There has long been a need for satisfactory methods of disrupting viruses, especially lipid-containing viruses, for example, the viruses of influenza, Newcastle disease, rabies, and the like. Available methods for the production of virus antigens involve isolation of virus from natural sources or following propagation of virus in fowl embryo cell fluids, tissue culture fluids and similar aqueous media.
The viruses formed in these media consist of discrete particles, which contain, for example, bound-in lipids. More recently, improved vaccines have been prepared by disrupting the intact viruses into sub-units, which are still desirably antigenic.
Several means are now used on large scale to achieve the desired disruption of viruses into sub-units. These comprise generally the use, on the one hand, of detergents or, on the other, ether, a volatile highly-flammable substance. A detergent-disrupted, sub-unit vaccine prepared by sodium desoxycholate treatment, of influenza viruses is commercially available but suffers from considerably reduced immunogenicity (as measured by mouse potency tests) as compared with the intact viruses (Rubin et al., Arch. Virus-forsch., 20:268 [1967]; Webster, J. Immunol., 96:596 [1966]). Another important proposal has been to use ether as a disrupting agent. However, contrary to some claims in the literature, and as will be shown in the drawing, ether does not nearly completely eliminate toxicity as measured by standard pyrogenicity tests in rabbits. Furthermore, ether can cause a substantial loss of the enzyme, neuraminidase. This is disadvantageous because it has been suggested that the best vaccines must contain good levels of this enzyme. Therefore, it would be desirable to provide means to disrupt viruses, especially influenza viruses, into sub-units, which means are more effective than ether for removing pyrogens, without at the same time causing substantial losses of neuraminidase, and which do not reduce the potency of the virus as an immunizing agent, as do detergents such as sodium desoxycholate. It is also desirable to provide means to disrupt concentrated viruses as well as impure allantoic fluids. Surprisingly, such means for the disaggregation of viruses are provided by the method of the instant invention.
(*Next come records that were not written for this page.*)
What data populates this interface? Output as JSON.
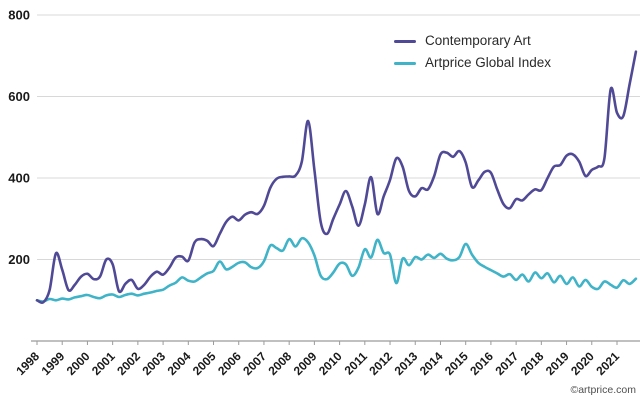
{
  "watermark": "©artprice.com",
  "chart_data": {
    "type": "line",
    "title": "",
    "xlabel": "",
    "ylabel": "",
    "x_start": 1998,
    "x_step": 0.25,
    "x_unit": "year (quarterly index points)",
    "x_ticks": [
      1998,
      1999,
      2000,
      2001,
      2002,
      2003,
      2004,
      2005,
      2006,
      2007,
      2008,
      2009,
      2010,
      2011,
      2012,
      2013,
      2014,
      2015,
      2016,
      2017,
      2018,
      2019,
      2020,
      2021
    ],
    "y_ticks": [
      200,
      400,
      600,
      800
    ],
    "ylim": [
      0,
      800
    ],
    "grid": "horizontal",
    "legend_position": "top-right",
    "series": [
      {
        "name": "Contemporary Art",
        "color": "#504A96",
        "values": [
          100,
          95,
          125,
          215,
          175,
          125,
          138,
          158,
          165,
          152,
          158,
          200,
          188,
          122,
          140,
          150,
          128,
          138,
          158,
          170,
          163,
          180,
          205,
          207,
          197,
          242,
          250,
          246,
          233,
          263,
          292,
          305,
          296,
          310,
          316,
          312,
          332,
          376,
          398,
          403,
          404,
          406,
          440,
          540,
          420,
          292,
          263,
          300,
          335,
          368,
          330,
          283,
          335,
          402,
          312,
          355,
          395,
          448,
          428,
          368,
          355,
          375,
          372,
          405,
          458,
          462,
          452,
          466,
          438,
          378,
          394,
          415,
          413,
          372,
          336,
          326,
          348,
          345,
          360,
          372,
          370,
          400,
          428,
          432,
          455,
          458,
          440,
          405,
          420,
          428,
          448,
          618,
          560,
          552,
          630,
          710
        ]
      },
      {
        "name": "Artprice Global Index",
        "color": "#3FB3C7",
        "values": [
          100,
          97,
          103,
          100,
          104,
          102,
          107,
          110,
          113,
          108,
          105,
          112,
          114,
          108,
          113,
          116,
          112,
          116,
          119,
          123,
          126,
          136,
          143,
          156,
          148,
          146,
          156,
          166,
          172,
          195,
          176,
          182,
          192,
          193,
          181,
          179,
          196,
          234,
          228,
          222,
          250,
          232,
          252,
          242,
          210,
          160,
          152,
          168,
          190,
          188,
          160,
          180,
          225,
          205,
          248,
          216,
          212,
          142,
          202,
          186,
          206,
          200,
          212,
          204,
          214,
          202,
          198,
          206,
          238,
          212,
          192,
          182,
          174,
          166,
          158,
          164,
          150,
          163,
          146,
          168,
          154,
          166,
          144,
          160,
          140,
          156,
          134,
          150,
          133,
          128,
          146,
          138,
          131,
          149,
          140,
          153
        ]
      }
    ]
  }
}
It is, therefore, a primary object of the instant invention to provide methods to disrupt viruses.
It is another object of the instant invention to provide a means to disrupt viruses at the same time lowering toxicity and pyrogenicity.
Still another object of the instant invention is to provide a means to disrupt viruses without at the same time lowering significantly the neuraminidase level.
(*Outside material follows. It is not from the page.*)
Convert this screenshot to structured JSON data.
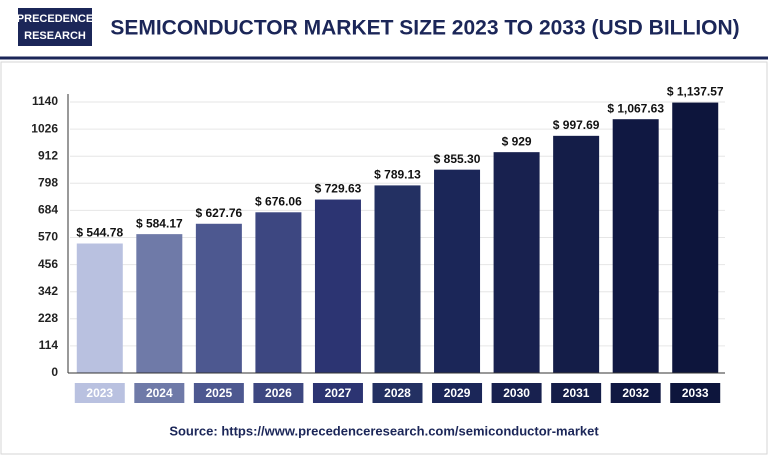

It is a further object of the instant invention to provide methods to disrupt viruses without substantially decreasing the immunogenicity thereof as compared with intact viruses.
Still another object of the instant invention is to provide a means to disrupt viruses which can be employed in large scale manufacturing facilities without danger from explosion or fire.
Still another object of the instant invention is to provide disrupted viruses useful to prepare vaccines for diagnostic and immunogenic purposes.